We all know sometimes kids don’t seem to listen, but they aren’t usually going out of their way to make you crazy. Research shows that kids may be hardwired to resist.
It’s due to “counterwill,” says Dr. Deborah Macnamara, an instinct that causes children to “resist, counter, and oppose” whenever they feel “controlled or coerced.” It’s more for people kids aren’t attached to, but sometimes kids’ desire to do what they want is stronger than attachment to parents. Developmentally, that strength of will is important because it helps kids form their own opinions and identities. So how do you get your kids to cooperate without squashing their emerging sense of self?
First, remind yourself that what your kids are doing is normal, and not to take it personally.

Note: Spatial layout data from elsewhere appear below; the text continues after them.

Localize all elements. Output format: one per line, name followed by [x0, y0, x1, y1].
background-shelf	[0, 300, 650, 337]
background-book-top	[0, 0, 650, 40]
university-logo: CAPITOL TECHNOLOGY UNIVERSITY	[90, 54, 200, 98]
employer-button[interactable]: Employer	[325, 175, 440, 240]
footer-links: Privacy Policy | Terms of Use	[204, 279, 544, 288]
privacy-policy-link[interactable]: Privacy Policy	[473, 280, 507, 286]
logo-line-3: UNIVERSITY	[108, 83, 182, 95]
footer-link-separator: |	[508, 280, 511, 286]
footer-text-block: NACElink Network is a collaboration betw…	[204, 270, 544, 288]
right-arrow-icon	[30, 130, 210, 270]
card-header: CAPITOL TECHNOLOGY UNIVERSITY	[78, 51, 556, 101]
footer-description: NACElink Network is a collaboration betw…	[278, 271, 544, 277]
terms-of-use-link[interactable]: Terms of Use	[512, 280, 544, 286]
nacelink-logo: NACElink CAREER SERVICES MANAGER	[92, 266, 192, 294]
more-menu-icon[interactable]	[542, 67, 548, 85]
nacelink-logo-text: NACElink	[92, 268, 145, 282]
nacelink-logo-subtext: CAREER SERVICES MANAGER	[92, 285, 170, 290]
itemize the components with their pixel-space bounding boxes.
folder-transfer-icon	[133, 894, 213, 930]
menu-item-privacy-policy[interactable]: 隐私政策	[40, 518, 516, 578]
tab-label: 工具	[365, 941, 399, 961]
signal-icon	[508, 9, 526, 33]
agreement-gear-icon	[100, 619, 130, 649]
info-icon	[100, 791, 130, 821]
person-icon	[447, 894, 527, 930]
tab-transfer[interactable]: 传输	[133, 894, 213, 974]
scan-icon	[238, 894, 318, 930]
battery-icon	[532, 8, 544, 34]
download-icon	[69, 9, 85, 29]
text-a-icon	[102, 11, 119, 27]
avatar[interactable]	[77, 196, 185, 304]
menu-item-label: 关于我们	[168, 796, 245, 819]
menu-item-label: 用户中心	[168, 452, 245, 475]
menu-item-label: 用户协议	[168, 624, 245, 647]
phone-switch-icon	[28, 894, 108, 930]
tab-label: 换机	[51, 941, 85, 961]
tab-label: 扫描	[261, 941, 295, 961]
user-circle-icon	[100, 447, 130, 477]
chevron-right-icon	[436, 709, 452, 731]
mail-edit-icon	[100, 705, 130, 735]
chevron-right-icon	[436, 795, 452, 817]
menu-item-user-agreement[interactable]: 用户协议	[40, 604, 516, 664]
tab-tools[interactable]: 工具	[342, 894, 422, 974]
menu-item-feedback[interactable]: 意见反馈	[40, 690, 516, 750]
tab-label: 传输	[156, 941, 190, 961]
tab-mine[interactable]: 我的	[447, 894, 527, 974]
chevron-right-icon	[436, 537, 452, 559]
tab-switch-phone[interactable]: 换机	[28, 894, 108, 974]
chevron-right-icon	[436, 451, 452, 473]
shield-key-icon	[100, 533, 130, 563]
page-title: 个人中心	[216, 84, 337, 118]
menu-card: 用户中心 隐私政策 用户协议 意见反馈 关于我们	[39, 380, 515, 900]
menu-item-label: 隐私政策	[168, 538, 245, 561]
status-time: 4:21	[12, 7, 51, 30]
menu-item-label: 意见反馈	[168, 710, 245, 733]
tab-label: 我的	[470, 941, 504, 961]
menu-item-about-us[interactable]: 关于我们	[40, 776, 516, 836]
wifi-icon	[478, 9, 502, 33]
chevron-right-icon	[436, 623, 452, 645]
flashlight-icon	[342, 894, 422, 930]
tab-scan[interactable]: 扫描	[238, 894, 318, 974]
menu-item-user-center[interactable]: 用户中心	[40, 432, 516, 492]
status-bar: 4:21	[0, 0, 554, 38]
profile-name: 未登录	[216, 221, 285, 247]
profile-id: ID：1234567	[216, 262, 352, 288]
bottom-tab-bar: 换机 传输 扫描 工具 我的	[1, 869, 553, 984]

Next, make sure your kids actually hear you. Dr. Erica Reischer suggests making eye contact and positive physical connection, like a pat on the back, while telling them what you need them to do.
If you’re sure they’ve heard you and they still don’t do it, explain to them why you need them to follow through. For further refusals, she recommends letting natural consequences take their course, such as getting wet feet from wearing flip-flops instead of rain boots.
If natural consequences are too dangerous, Reischer says to give kids fair warning about whatever consequences you’ll impose if they don’t listen, and stick to them. It’s essential to follow through to show your kids you mean what you say.